Changes to simpler depreciation rules for small business

For small business, the increase of instant asset write-off threshold from $1,000 to $6,500 for the 2012-13 income year will affect the method of depreciating or writing off the costs of assets, including motor vehicles.

What was once allocated to the long life small business pool, can now be grouped into the general small business pool, with 30% depreciation rate applied to the new opening balance of the year 2012-13.  If a new asset is acquired during this year, it is depreciated at 15% then a flat 30% for subsequent years without having to worry about its effective life.

These amendments only apply to small businesses that have less than $2 million aggregated turnover, of which it includes the annual turnover of the small business and the annual turnovers of any connected or affiliated businesses.

You can write off or start depreciating any new addition of asset at the end of the income year when your business either:

  • Starts to use it for business purposes; or
  • Had installed it and it is ready for use for business purposes.

You can now also claim an accelerated deduction for motor vehicles costing $6,500 or more under the same provisions.

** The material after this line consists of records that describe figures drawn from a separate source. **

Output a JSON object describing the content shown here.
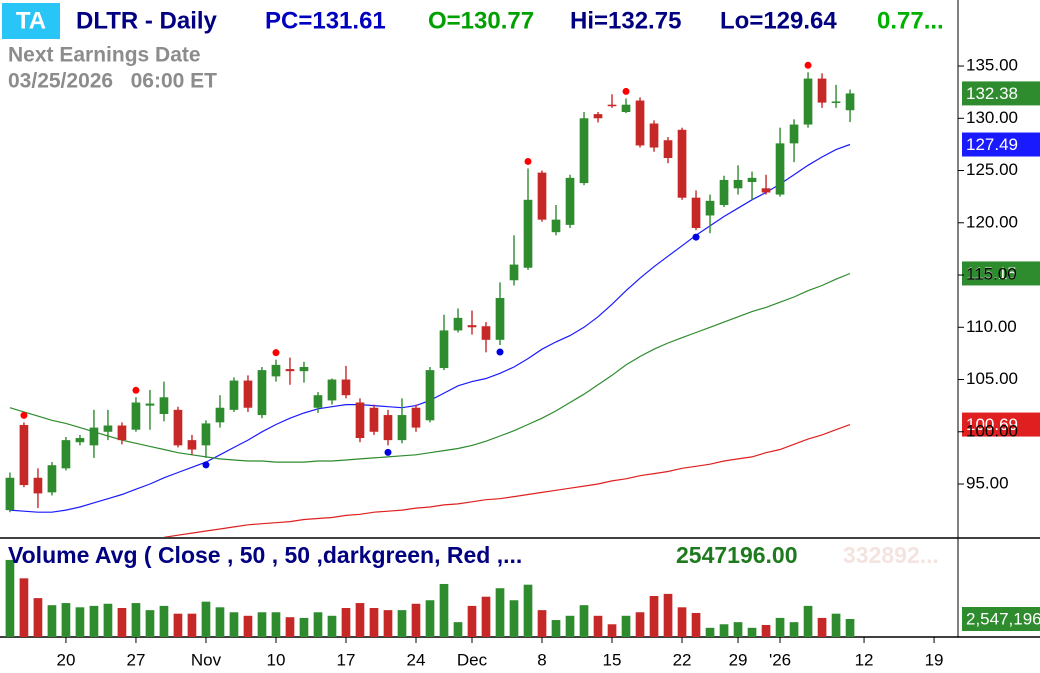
{
  "chart_data": {
    "type": "candlestick",
    "badge": "TA",
    "symbol": "DLTR - Daily",
    "prev_close_text": "PC=131.61",
    "open_text": "O=130.77",
    "high_text": "Hi=132.75",
    "low_text": "Lo=129.64",
    "change_text": "0.77...",
    "earnings_title": "Next Earnings Date",
    "earnings_date": "03/25/2026   06:00 ET",
    "xlim": [
      -0.71,
      67.71
    ],
    "xticks": [
      {
        "value": 4,
        "label": "20"
      },
      {
        "value": 9,
        "label": "27"
      },
      {
        "value": 14,
        "label": "Nov"
      },
      {
        "value": 19,
        "label": "10"
      },
      {
        "value": 24,
        "label": "17"
      },
      {
        "value": 29,
        "label": "24"
      },
      {
        "value": 33,
        "label": "Dec"
      },
      {
        "value": 38,
        "label": "8"
      },
      {
        "value": 43,
        "label": "15"
      },
      {
        "value": 48,
        "label": "22"
      },
      {
        "value": 52,
        "label": "29"
      },
      {
        "value": 55,
        "label": "'26"
      },
      {
        "value": 61,
        "label": "12"
      },
      {
        "value": 66,
        "label": "19"
      }
    ],
    "ylim": [
      89.93,
      141.32
    ],
    "yticks": [
      {
        "value": 95,
        "label": "95.00"
      },
      {
        "value": 100,
        "label": "100.00"
      },
      {
        "value": 105,
        "label": "105.00"
      },
      {
        "value": 110,
        "label": "110.00"
      },
      {
        "value": 115,
        "label": "115.00"
      },
      {
        "value": 120,
        "label": "120.00"
      },
      {
        "value": 125,
        "label": "125.00"
      },
      {
        "value": 130,
        "label": "130.00"
      },
      {
        "value": 135,
        "label": "135.00"
      }
    ],
    "up_color": "#2e8b2e",
    "down_color": "#c62828",
    "open": [
      92.5,
      100.65,
      95.6,
      94.2,
      96.5,
      99.0,
      98.7,
      100.0,
      100.6,
      100.2,
      102.5,
      101.7,
      102.1,
      99.2,
      98.7,
      100.9,
      102.1,
      104.9,
      101.6,
      105.3,
      106.0,
      105.8,
      102.3,
      103.0,
      105.0,
      102.8,
      102.3,
      101.6,
      99.2,
      102.3,
      101.1,
      106.1,
      109.7,
      110.2,
      110.1,
      108.8,
      114.5,
      115.7,
      124.8,
      119.1,
      119.8,
      123.8,
      130.4,
      131.3,
      130.6,
      131.7,
      129.5,
      127.9,
      128.9,
      122.4,
      120.7,
      121.7,
      123.3,
      123.9,
      123.3,
      122.7,
      127.6,
      129.4,
      133.8,
      131.5,
      130.77
    ],
    "high": [
      96.1,
      100.9,
      96.5,
      97.1,
      99.5,
      99.7,
      102.1,
      102.1,
      100.9,
      103.3,
      104.0,
      104.8,
      102.4,
      99.7,
      101.1,
      103.5,
      105.2,
      105.4,
      106.2,
      106.9,
      107.1,
      106.7,
      103.8,
      105.1,
      106.3,
      103.2,
      102.6,
      102.1,
      103.2,
      102.6,
      106.2,
      111.2,
      111.8,
      111.6,
      110.5,
      114.3,
      118.8,
      125.2,
      125.0,
      121.7,
      124.6,
      130.6,
      130.6,
      132.3,
      131.9,
      132.0,
      129.8,
      128.2,
      129.1,
      123.1,
      122.7,
      124.5,
      125.5,
      124.9,
      124.6,
      129.1,
      129.9,
      134.4,
      134.3,
      133.2,
      132.75
    ],
    "low": [
      92.3,
      94.7,
      92.7,
      93.9,
      96.3,
      98.7,
      97.5,
      99.2,
      98.8,
      100.0,
      100.2,
      101.0,
      98.5,
      97.8,
      97.5,
      100.4,
      101.9,
      101.9,
      101.3,
      104.8,
      104.5,
      104.7,
      101.8,
      102.6,
      103.2,
      99.0,
      99.7,
      98.7,
      98.9,
      100.0,
      100.9,
      105.9,
      109.5,
      109.3,
      107.6,
      108.3,
      114.0,
      115.5,
      120.1,
      118.8,
      119.5,
      123.6,
      129.6,
      131.0,
      130.5,
      127.2,
      126.8,
      125.7,
      122.2,
      119.3,
      119.0,
      121.5,
      122.7,
      122.2,
      122.7,
      122.5,
      125.8,
      129.1,
      131.0,
      131.0,
      129.64
    ],
    "close": [
      95.6,
      94.9,
      94.1,
      96.8,
      99.2,
      99.4,
      100.4,
      100.6,
      99.2,
      102.8,
      102.7,
      103.3,
      98.7,
      98.3,
      100.8,
      102.3,
      104.9,
      102.3,
      105.9,
      106.4,
      105.8,
      106.2,
      103.5,
      105.0,
      103.5,
      99.4,
      100.0,
      99.2,
      101.6,
      100.4,
      105.9,
      109.7,
      110.9,
      110.0,
      108.8,
      112.8,
      116.0,
      122.2,
      120.3,
      120.3,
      124.3,
      130.0,
      130.0,
      131.2,
      131.3,
      127.4,
      127.2,
      126.2,
      122.4,
      119.5,
      122.1,
      124.1,
      124.1,
      124.3,
      122.9,
      127.6,
      129.4,
      133.8,
      131.5,
      131.61,
      132.38
    ],
    "last_label": "132.38",
    "last_label_color": "#2e8b2e",
    "swing_highs": [
      1,
      9,
      19,
      37,
      44,
      57
    ],
    "swing_lows": [
      14,
      27,
      35,
      49
    ],
    "swing_high_color": "#ff0000",
    "swing_low_color": "#0000e0",
    "overlays": [
      {
        "color": "#1a1aff",
        "last_label": "127.49",
        "values": [
          92.5,
          92.4,
          92.3,
          92.3,
          92.5,
          92.8,
          93.2,
          93.6,
          94.0,
          94.5,
          95.0,
          95.6,
          96.1,
          96.6,
          97.1,
          97.8,
          98.5,
          99.2,
          100.0,
          100.7,
          101.3,
          101.8,
          102.2,
          102.4,
          102.6,
          102.6,
          102.5,
          102.4,
          102.3,
          102.5,
          103.0,
          103.7,
          104.4,
          104.8,
          105.1,
          105.6,
          106.2,
          107.0,
          107.9,
          108.6,
          109.2,
          110.0,
          111.0,
          112.2,
          113.5,
          114.7,
          115.8,
          116.8,
          117.8,
          118.8,
          119.7,
          120.6,
          121.4,
          122.2,
          122.9,
          123.7,
          124.6,
          125.5,
          126.3,
          127.0,
          127.49
        ]
      },
      {
        "color": "#2e8b2e",
        "last_label": "115.15",
        "values": [
          102.3,
          101.9,
          101.5,
          101.1,
          100.8,
          100.4,
          100.0,
          99.6,
          99.2,
          98.9,
          98.6,
          98.3,
          98.0,
          97.8,
          97.6,
          97.4,
          97.3,
          97.2,
          97.2,
          97.1,
          97.1,
          97.1,
          97.2,
          97.2,
          97.3,
          97.4,
          97.5,
          97.6,
          97.7,
          97.8,
          98.0,
          98.2,
          98.4,
          98.7,
          99.1,
          99.6,
          100.1,
          100.7,
          101.3,
          102.0,
          102.8,
          103.6,
          104.5,
          105.4,
          106.4,
          107.2,
          107.9,
          108.5,
          109.0,
          109.5,
          110.0,
          110.5,
          111.0,
          111.5,
          111.9,
          112.4,
          112.9,
          113.5,
          114.0,
          114.6,
          115.15
        ]
      },
      {
        "color": "#e02020",
        "last_label": "100.69",
        "values": [
          null,
          null,
          null,
          null,
          null,
          null,
          null,
          null,
          null,
          null,
          null,
          89.9,
          90.1,
          90.3,
          90.5,
          90.7,
          90.9,
          91.1,
          91.2,
          91.3,
          91.4,
          91.6,
          91.7,
          91.8,
          92.0,
          92.1,
          92.3,
          92.4,
          92.5,
          92.7,
          92.8,
          93.0,
          93.1,
          93.3,
          93.5,
          93.6,
          93.8,
          94.0,
          94.2,
          94.4,
          94.6,
          94.8,
          95.0,
          95.3,
          95.5,
          95.8,
          96.0,
          96.2,
          96.5,
          96.7,
          96.9,
          97.2,
          97.4,
          97.6,
          98.0,
          98.3,
          98.8,
          99.3,
          99.7,
          100.2,
          100.69
        ]
      }
    ],
    "volume": {
      "title": "Volume Avg ( Close , 50 , 50 ,darkgreen, Red ,...",
      "value_text": "2547196.00",
      "extra_text": "332892...",
      "ylim": [
        0,
        13720000
      ],
      "last_label": "2,547,196",
      "values": [
        10900000,
        8300000,
        5500000,
        4500000,
        4800000,
        4200000,
        4400000,
        4700000,
        4100000,
        4800000,
        3800000,
        4400000,
        3300000,
        3300000,
        5000000,
        4200000,
        3500000,
        3000000,
        3500000,
        3500000,
        2800000,
        2700000,
        3500000,
        3000000,
        4100000,
        4800000,
        4100000,
        3800000,
        3800000,
        4700000,
        5200000,
        7500000,
        2100000,
        4400000,
        5700000,
        6900000,
        5200000,
        7400000,
        3800000,
        2400000,
        3000000,
        4500000,
        3000000,
        1800000,
        3000000,
        3500000,
        5800000,
        6100000,
        4200000,
        3400000,
        1300000,
        1800000,
        2100000,
        1300000,
        1700000,
        2700000,
        2100000,
        4400000,
        2700000,
        3300000,
        2547196
      ]
    }
  }
}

The cost of the motor vehicle is added to the general pool but with a slightly different way of depreciation treatment. You can write off $5,000 in the income year that you purchase it, then depreciate an additional 15% of the remaining amount.

For example, if you purchased a vehicle used solely for business purposes, costing $12,000 in the 2012-13 income year you can claim the following:

$5000 + 15% (12,000 – 5,000) = $6,050

If the motor vehicle costs less than $6,500 it can be written off immediately.